Las Enciclopedias siguen dando la lista de los miembros más ilustres de la familia, entre los cuales se hallan un palatino que tuvo corta vida, un cardenal, dos obispos, tres diplomáticos, dos chambelanes, un renombrado ganadero, un famoso cazador de leones, un no menos célebre poeta lírico, el dueño de un lupanar costarricense y un chófer de taxi en Ohio. Estos dos últimos no están mencionados en las Enciclopedias, si bien añaden más poesía a la historia de la familia que todos los chambelanes. Del mismo modo, la Enciclopedia observa un discreto silencio sobre Irma Dukay, la eternamente jovial «condesa loca» que a los sesenta años sirvió como doncella y cocinera en casa de un abogado de la ciudad y pasaba sus tardes libres de los domingos tomando parte en los concursos de tiro al pichón de yeso de St. Margaret's Island donde ganó valiosos premios.

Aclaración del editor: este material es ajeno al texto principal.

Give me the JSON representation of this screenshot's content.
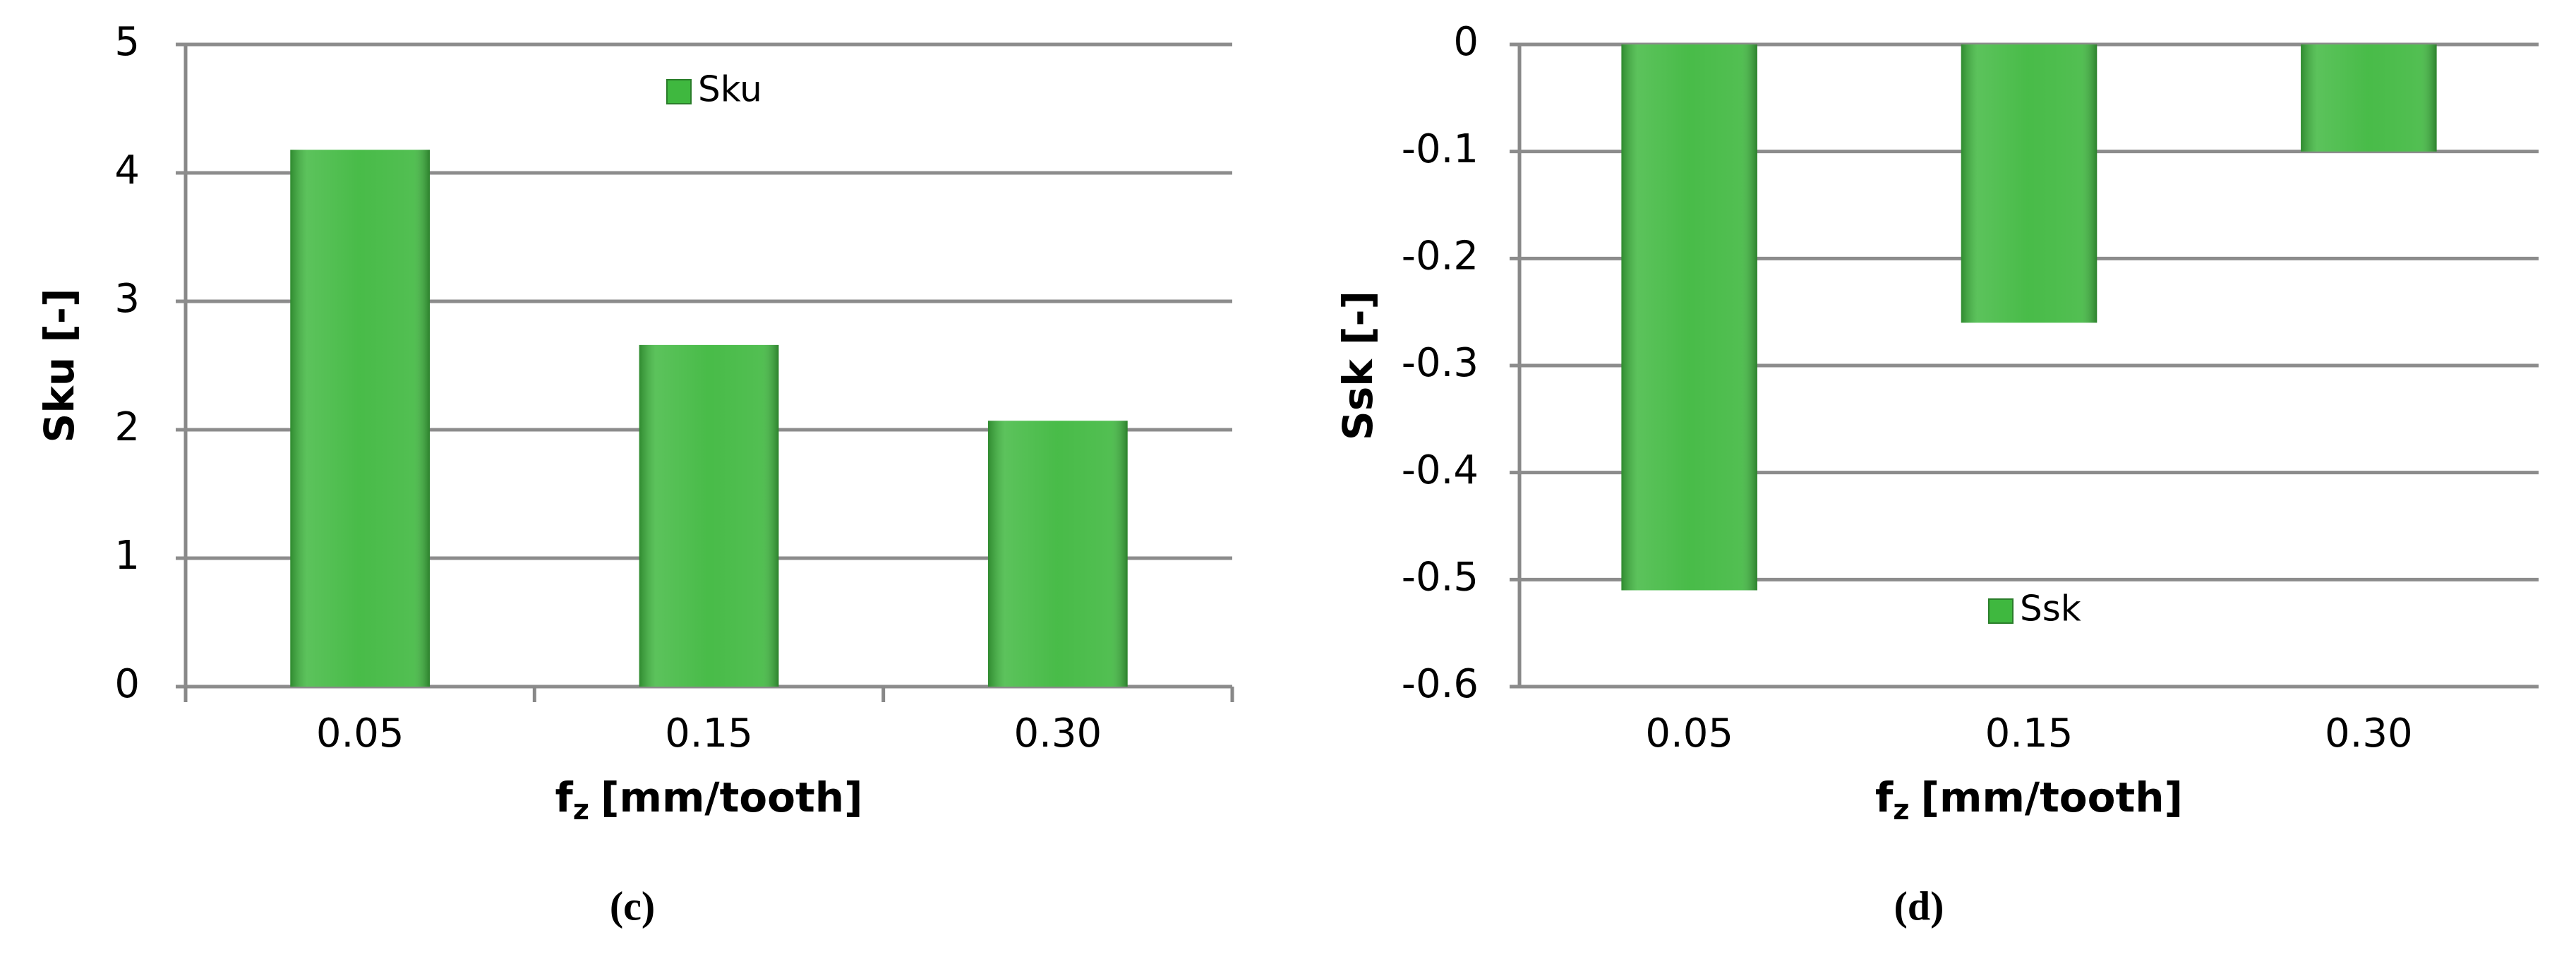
{
  "chart_data": [
    {
      "type": "bar",
      "label": "(c)",
      "y_label": "Sku [-]",
      "x_label": {
        "base": "f",
        "subscript": "z",
        "rest": "[mm/tooth]"
      },
      "categories": [
        "0.05",
        "0.15",
        "0.30"
      ],
      "series": [
        {
          "name": "Sku",
          "color": "#3fb83f",
          "values": [
            4.18,
            2.66,
            2.07
          ]
        }
      ],
      "ylim": [
        0,
        5
      ],
      "yticks": [
        0,
        1,
        2,
        3,
        4,
        5
      ],
      "grid": true
    },
    {
      "type": "bar",
      "label": "(d)",
      "y_label": "Ssk [-]",
      "x_label": {
        "base": "f",
        "subscript": "z",
        "rest": "[mm/tooth]"
      },
      "categories": [
        "0.05",
        "0.15",
        "0.30"
      ],
      "series": [
        {
          "name": "Ssk",
          "color": "#3fb83f",
          "values": [
            -0.51,
            -0.26,
            -0.1
          ]
        }
      ],
      "ylim": [
        -0.6,
        0
      ],
      "yticks": [
        -0.6,
        -0.5,
        -0.4,
        -0.3,
        -0.2,
        -0.1,
        0
      ],
      "grid": true
    }
  ]
}
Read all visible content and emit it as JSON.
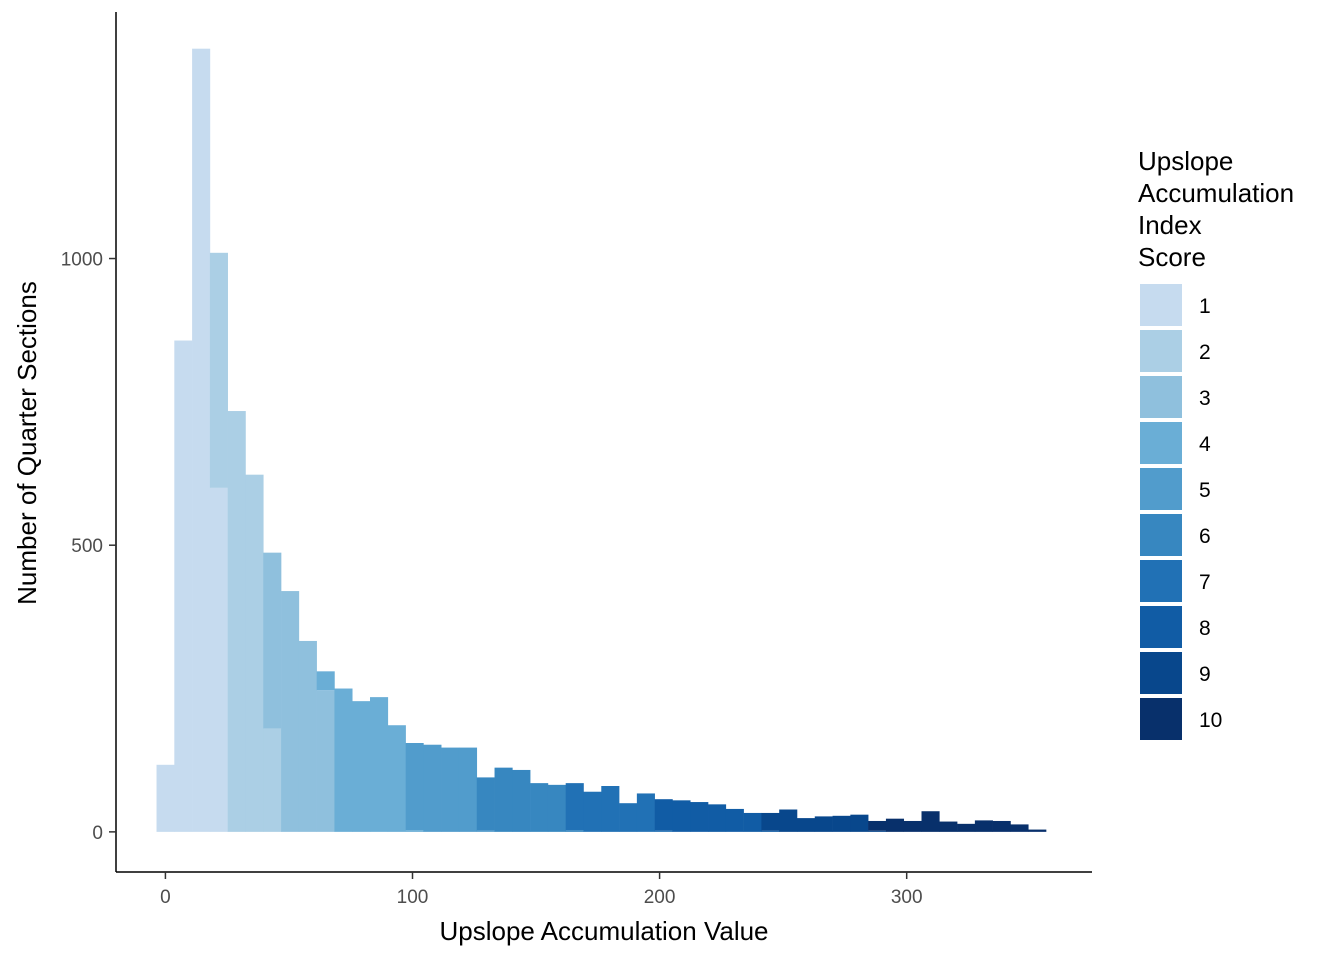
{
  "chart_data": {
    "type": "bar",
    "subtype": "stacked-histogram",
    "xlabel": "Upslope Accumulation Value",
    "ylabel": "Number of Quarter Sections",
    "xlim": [
      -20,
      375
    ],
    "ylim": [
      -70,
      1430
    ],
    "x_ticks": [
      0,
      100,
      200,
      300
    ],
    "y_ticks": [
      0,
      500,
      1000
    ],
    "grid": false,
    "legend": {
      "title_lines": [
        "Upslope",
        "Accumulation",
        "Index",
        "Score"
      ],
      "placement": "right",
      "items": [
        {
          "label": "1",
          "color": "#c6dbef"
        },
        {
          "label": "2",
          "color": "#abcfe5"
        },
        {
          "label": "3",
          "color": "#8fc0dd"
        },
        {
          "label": "4",
          "color": "#6aaed6"
        },
        {
          "label": "5",
          "color": "#519ccc"
        },
        {
          "label": "6",
          "color": "#3787c0"
        },
        {
          "label": "7",
          "color": "#2171b5"
        },
        {
          "label": "8",
          "color": "#115ca5"
        },
        {
          "label": "9",
          "color": "#08478c"
        },
        {
          "label": "10",
          "color": "#08306b"
        }
      ]
    },
    "bin_width": 7.2,
    "bins": [
      {
        "x0": -3.6,
        "segments": [
          {
            "score": 1,
            "count": 117
          }
        ]
      },
      {
        "x0": 3.6,
        "segments": [
          {
            "score": 1,
            "count": 857
          }
        ]
      },
      {
        "x0": 10.8,
        "segments": [
          {
            "score": 1,
            "count": 1366
          }
        ]
      },
      {
        "x0": 18.0,
        "segments": [
          {
            "score": 1,
            "count": 600
          },
          {
            "score": 2,
            "count": 410
          }
        ]
      },
      {
        "x0": 25.2,
        "segments": [
          {
            "score": 2,
            "count": 734
          }
        ]
      },
      {
        "x0": 32.4,
        "segments": [
          {
            "score": 2,
            "count": 623
          }
        ]
      },
      {
        "x0": 39.6,
        "segments": [
          {
            "score": 2,
            "count": 180
          },
          {
            "score": 3,
            "count": 307
          }
        ]
      },
      {
        "x0": 46.8,
        "segments": [
          {
            "score": 3,
            "count": 420
          }
        ]
      },
      {
        "x0": 54.0,
        "segments": [
          {
            "score": 3,
            "count": 333
          }
        ]
      },
      {
        "x0": 61.2,
        "segments": [
          {
            "score": 3,
            "count": 247
          },
          {
            "score": 4,
            "count": 33
          }
        ]
      },
      {
        "x0": 68.4,
        "segments": [
          {
            "score": 4,
            "count": 250
          }
        ]
      },
      {
        "x0": 75.6,
        "segments": [
          {
            "score": 4,
            "count": 228
          }
        ]
      },
      {
        "x0": 82.8,
        "segments": [
          {
            "score": 4,
            "count": 235
          }
        ]
      },
      {
        "x0": 90.0,
        "segments": [
          {
            "score": 4,
            "count": 186
          }
        ]
      },
      {
        "x0": 97.2,
        "segments": [
          {
            "score": 4,
            "count": 3
          },
          {
            "score": 5,
            "count": 152
          }
        ]
      },
      {
        "x0": 104.4,
        "segments": [
          {
            "score": 5,
            "count": 152
          }
        ]
      },
      {
        "x0": 111.6,
        "segments": [
          {
            "score": 5,
            "count": 147
          }
        ]
      },
      {
        "x0": 118.8,
        "segments": [
          {
            "score": 5,
            "count": 147
          }
        ]
      },
      {
        "x0": 126.0,
        "segments": [
          {
            "score": 5,
            "count": 2
          },
          {
            "score": 6,
            "count": 93
          }
        ]
      },
      {
        "x0": 133.2,
        "segments": [
          {
            "score": 6,
            "count": 112
          }
        ]
      },
      {
        "x0": 140.4,
        "segments": [
          {
            "score": 6,
            "count": 108
          }
        ]
      },
      {
        "x0": 147.6,
        "segments": [
          {
            "score": 6,
            "count": 85
          }
        ]
      },
      {
        "x0": 154.8,
        "segments": [
          {
            "score": 6,
            "count": 82
          }
        ]
      },
      {
        "x0": 162.0,
        "segments": [
          {
            "score": 6,
            "count": 3
          },
          {
            "score": 7,
            "count": 82
          }
        ]
      },
      {
        "x0": 169.2,
        "segments": [
          {
            "score": 7,
            "count": 70
          }
        ]
      },
      {
        "x0": 176.4,
        "segments": [
          {
            "score": 7,
            "count": 80
          }
        ]
      },
      {
        "x0": 183.6,
        "segments": [
          {
            "score": 7,
            "count": 50
          }
        ]
      },
      {
        "x0": 190.8,
        "segments": [
          {
            "score": 7,
            "count": 67
          }
        ]
      },
      {
        "x0": 198.0,
        "segments": [
          {
            "score": 7,
            "count": 2
          },
          {
            "score": 8,
            "count": 55
          }
        ]
      },
      {
        "x0": 205.2,
        "segments": [
          {
            "score": 8,
            "count": 55
          }
        ]
      },
      {
        "x0": 212.4,
        "segments": [
          {
            "score": 8,
            "count": 52
          }
        ]
      },
      {
        "x0": 219.6,
        "segments": [
          {
            "score": 8,
            "count": 48
          }
        ]
      },
      {
        "x0": 226.8,
        "segments": [
          {
            "score": 8,
            "count": 40
          }
        ]
      },
      {
        "x0": 234.0,
        "segments": [
          {
            "score": 8,
            "count": 33
          }
        ]
      },
      {
        "x0": 241.2,
        "segments": [
          {
            "score": 8,
            "count": 2
          },
          {
            "score": 9,
            "count": 31
          }
        ]
      },
      {
        "x0": 248.4,
        "segments": [
          {
            "score": 9,
            "count": 39
          }
        ]
      },
      {
        "x0": 255.6,
        "segments": [
          {
            "score": 9,
            "count": 24
          }
        ]
      },
      {
        "x0": 262.8,
        "segments": [
          {
            "score": 9,
            "count": 27
          }
        ]
      },
      {
        "x0": 270.0,
        "segments": [
          {
            "score": 9,
            "count": 28
          }
        ]
      },
      {
        "x0": 277.2,
        "segments": [
          {
            "score": 9,
            "count": 30
          }
        ]
      },
      {
        "x0": 284.4,
        "segments": [
          {
            "score": 9,
            "count": 2
          },
          {
            "score": 10,
            "count": 17
          }
        ]
      },
      {
        "x0": 291.6,
        "segments": [
          {
            "score": 10,
            "count": 23
          }
        ]
      },
      {
        "x0": 298.8,
        "segments": [
          {
            "score": 10,
            "count": 19
          }
        ]
      },
      {
        "x0": 306.0,
        "segments": [
          {
            "score": 10,
            "count": 36
          }
        ]
      },
      {
        "x0": 313.2,
        "segments": [
          {
            "score": 10,
            "count": 18
          }
        ]
      },
      {
        "x0": 320.4,
        "segments": [
          {
            "score": 10,
            "count": 14
          }
        ]
      },
      {
        "x0": 327.6,
        "segments": [
          {
            "score": 10,
            "count": 20
          }
        ]
      },
      {
        "x0": 334.8,
        "segments": [
          {
            "score": 10,
            "count": 19
          }
        ]
      },
      {
        "x0": 342.0,
        "segments": [
          {
            "score": 10,
            "count": 13
          }
        ]
      },
      {
        "x0": 349.2,
        "segments": [
          {
            "score": 10,
            "count": 4
          }
        ]
      }
    ]
  }
}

Según Prinsault, el genealogista francés, el color rojo del escudo de la familia simboliza heroísmo y bravura, en virtudes; en humor sanguíneo, pasión; en planetas, Saturno; en un signo del Zodiaco, Aries; en piedras preciosas, el rubí; en días de la semana el sábado.

Es, por lo tanto, comprensible que entre las joyas de la familia Dukay figurase gran número de rubíes y que, según las crónicas familiares, la mayor parte de las empresas de los Dukay hubiesen sido realizadas en sábado. Este era, pues, el motivo por lo cual hicieron tan apresuradamente los equipajes en Willensdorf, a fin de poder salir al día siguiente, ya que era sábado y no deseaban esperar una semana entera. Por consiguiente, llegaron en sábado a su tierra natal, y de nuevo ocuparon sus castillos y vastas posesiones en ese momento de tan significativa trascendencia de su historia.

De acuerdo con la interpretación de Spanberg, el experto alemán en heráldica, el pájaro carpintero de color verde representa la vida humana y la inconstancia de lo circunstancial, una advertencia que tiende a evitar no ser excesivamente confiado en cuestiones de fortuna.